Since there is not a lot of data available on autonomous driving yet, Acerta is currently focusing on automotive development and manufacturing for predictive analytics.
“It’s a large, resource-rich environment that SAP is offering,” Richard says. “We’re grateful for the opportunity to access SAP’s customer and partner network and to build something tied closely to SAP’s platform.”
“You can completely automate a production line or a workstation – but interaction between man and machine is something that deserves the appropriate attention for supporting the operator in his tasks,” says Arkite NV CEO Johan Smeyers.
Arkite NV has created what they call the Human Interface Mate, a 3-D sensor that is covering a production environment and monitors every movement and every acction. Upon detection of an anomaly, the operator gets informed by a light indicator or an instruction.
“Think of it as a virtual guardian angel,” Smeyers says. One hundred installations are currently in the market, especially in automotive production with its complex manufacturing processes and and its focus on zero defects.
“We are already adhoc connected to customer ERP and MES systems, but want to strategically integrate further with SAP to bring additional value to our combined customers,” Johan explains.
“There is a lot of sound in this world that goes nowhere,” Neuron Technology Evangelist Jiri Cermak says. “If you know how to utilize the sound you can gain so much important information.”
Neuron Soundware is doing just that with the Neuron box to which microphones and IoT devices can be connected, allowing sound to be digitized, processed and presented to neural networks for decision-making. Basically, the solution is about classification of machine sound and anomaly detection for predictive maintenance.

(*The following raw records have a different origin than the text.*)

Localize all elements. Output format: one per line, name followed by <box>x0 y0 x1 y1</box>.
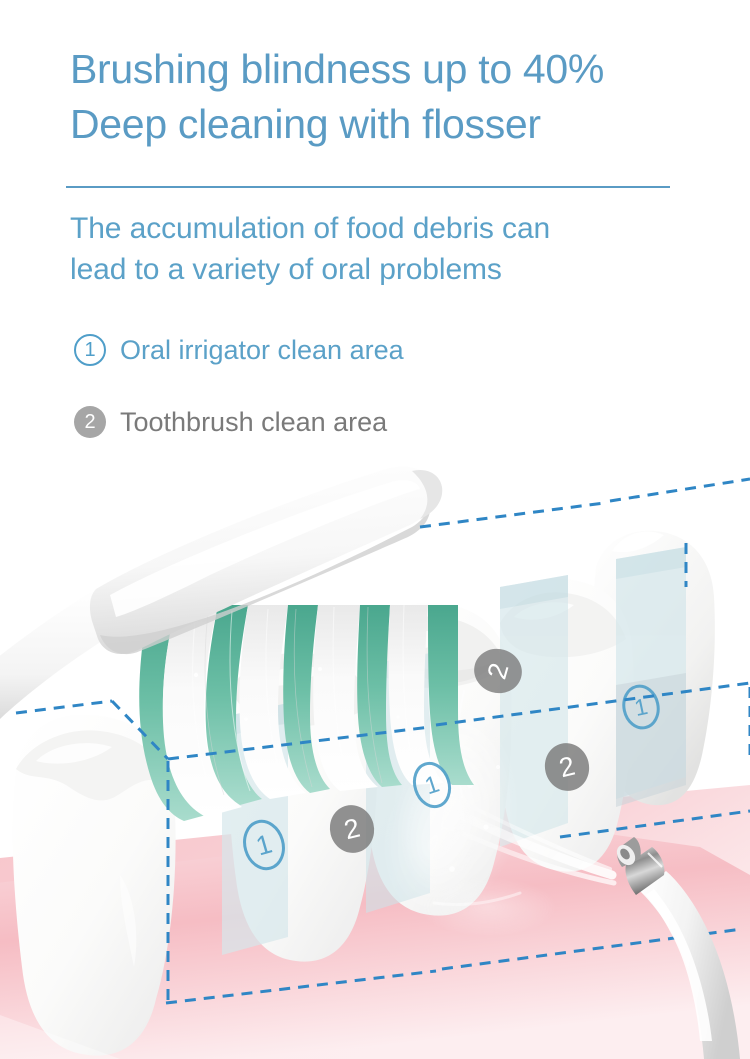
product-feature-banner: Brushing blindness up to 40% Deep cleani… <box>0 0 750 1059</box>
illustration-toothbrush-flosser-teeth: 1 2 1 2 <box>0 455 750 1059</box>
divider <box>66 186 670 188</box>
badge-number-2-icon: 2 <box>74 406 106 438</box>
subtitle: The accumulation of food debris can lead… <box>70 208 710 291</box>
subtitle-line-1: The accumulation of food debris can <box>70 208 710 249</box>
water-splash-gum <box>418 877 558 937</box>
headline-line-1: Brushing blindness up to 40% <box>70 42 730 97</box>
legend-label-toothbrush: Toothbrush clean area <box>120 409 387 436</box>
legend-label-oral-irrigator: Oral irrigator clean area <box>120 337 404 364</box>
text-content-block: Brushing blindness up to 40% Deep cleani… <box>0 0 750 470</box>
badge-number-1-icon: 1 <box>74 334 106 366</box>
legend-item-oral-irrigator: 1 Oral irrigator clean area <box>74 328 714 372</box>
subtitle-line-2: lead to a variety of oral problems <box>70 249 710 290</box>
legend: 1 Oral irrigator clean area 2 Toothbrush… <box>74 328 714 472</box>
headline-line-2: Deep cleaning with flosser <box>70 97 730 152</box>
page-title: Brushing blindness up to 40% Deep cleani… <box>70 42 730 151</box>
legend-item-toothbrush: 2 Toothbrush clean area <box>74 400 714 444</box>
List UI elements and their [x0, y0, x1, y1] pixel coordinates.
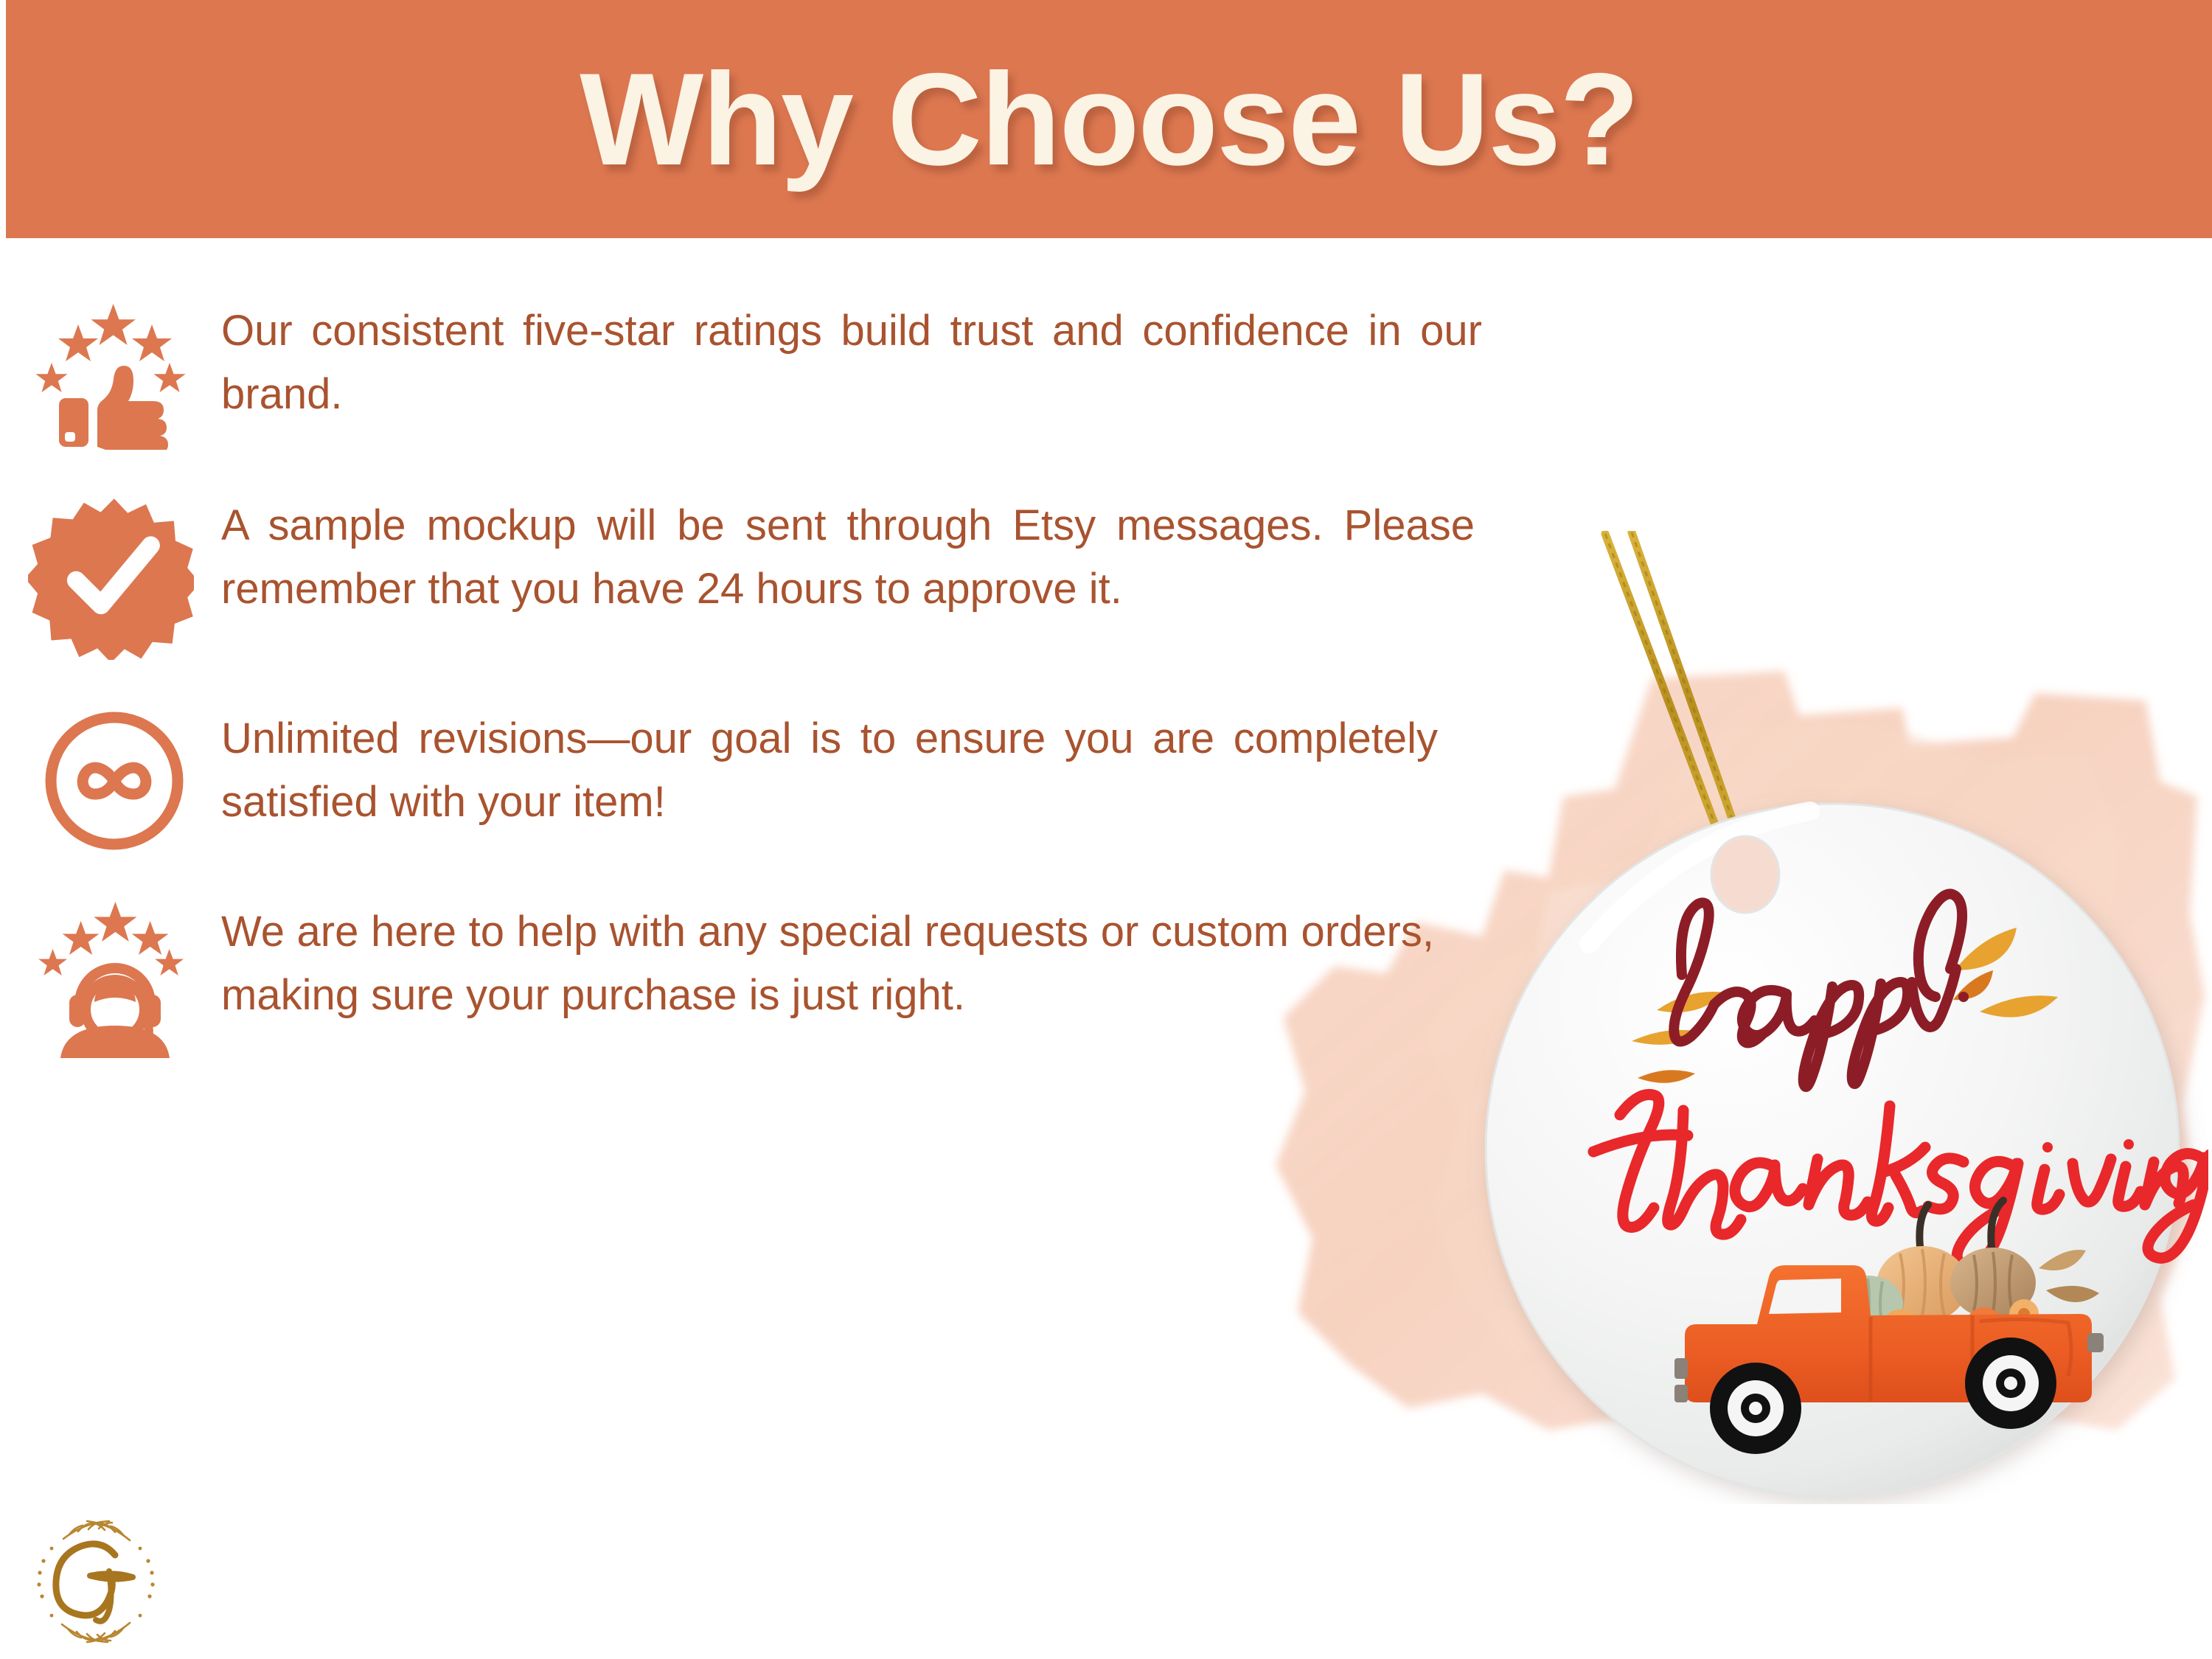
- feature-text: Our consistent five-star ratings build t…: [221, 295, 1519, 426]
- infinity-circle-icon: [0, 703, 221, 855]
- feature-item: Our consistent five-star ratings build t…: [0, 295, 1519, 450]
- feature-text: We are here to help with any special req…: [221, 896, 1519, 1027]
- feature-item: A sample mockup will be sent through Ets…: [0, 490, 1519, 660]
- feature-item: Unlimited revisions—our goal is to ensur…: [0, 703, 1519, 855]
- greeting-dot: [1958, 992, 1969, 1002]
- product-ornament-image: [1464, 531, 2208, 1504]
- feature-text: A sample mockup will be sent through Ets…: [221, 490, 1519, 621]
- brand-logo: [22, 1508, 170, 1655]
- feature-item: We are here to help with any special req…: [0, 896, 1519, 1059]
- support-agent-stars-icon: [0, 896, 221, 1059]
- page-title: Why Choose Us?: [580, 54, 1638, 185]
- five-star-thumbs-up-icon: [0, 295, 221, 450]
- page-header-band: Why Choose Us?: [6, 0, 2212, 238]
- verified-check-badge-icon: [0, 490, 221, 660]
- feature-list: Our consistent five-star ratings build t…: [0, 295, 1519, 1093]
- feature-text: Unlimited revisions—our goal is to ensur…: [221, 703, 1519, 834]
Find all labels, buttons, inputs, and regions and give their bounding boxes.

“When you’re driving your car every day, you realize at once when it starts sounding different all of a sudden,” Cermak says. “You can tell something is off and so can the mechanic. The sound reflects what is happening physically in the machine and there are people who actually know that the sound means.”
According to Neuron CEO Pavel Konecny: “Scale is the most important thing for us now. While in Germany every big corporation seems to have an accelerator, the Czech Republic where we are based is much more conservative in these matters. With SAP, we have a strong partner for connecting with customers.”
“We’re trying to replace Henry Ford’s assembly line,” arculus Co-Founder and COO Witold Kopytynski says. “While Ford could provide the customer with any car they wanted as long as it was black, nowadays there are so many variants and features to each product that the line is no longer capable of keeping up with the demand for customization.” The idea is to replace the assembly line with separate stations to and from which all materials will be transported on top of Autonomous Guided Vehicles (AGVs). Breaking up the fixed sequence of production allows to decide where to send the product after each step depending on the load of the system.
“At arculus, we’ve developed both the AGV and the digital twin software to control and operate the production sequence that allows monitoring in real time,” says Kopytynski. “We see our solution as perfectly compatible with extended warehouse management and production planning. Our long-term goal is to build a generic package solution that can be rolled out in other industries as well.”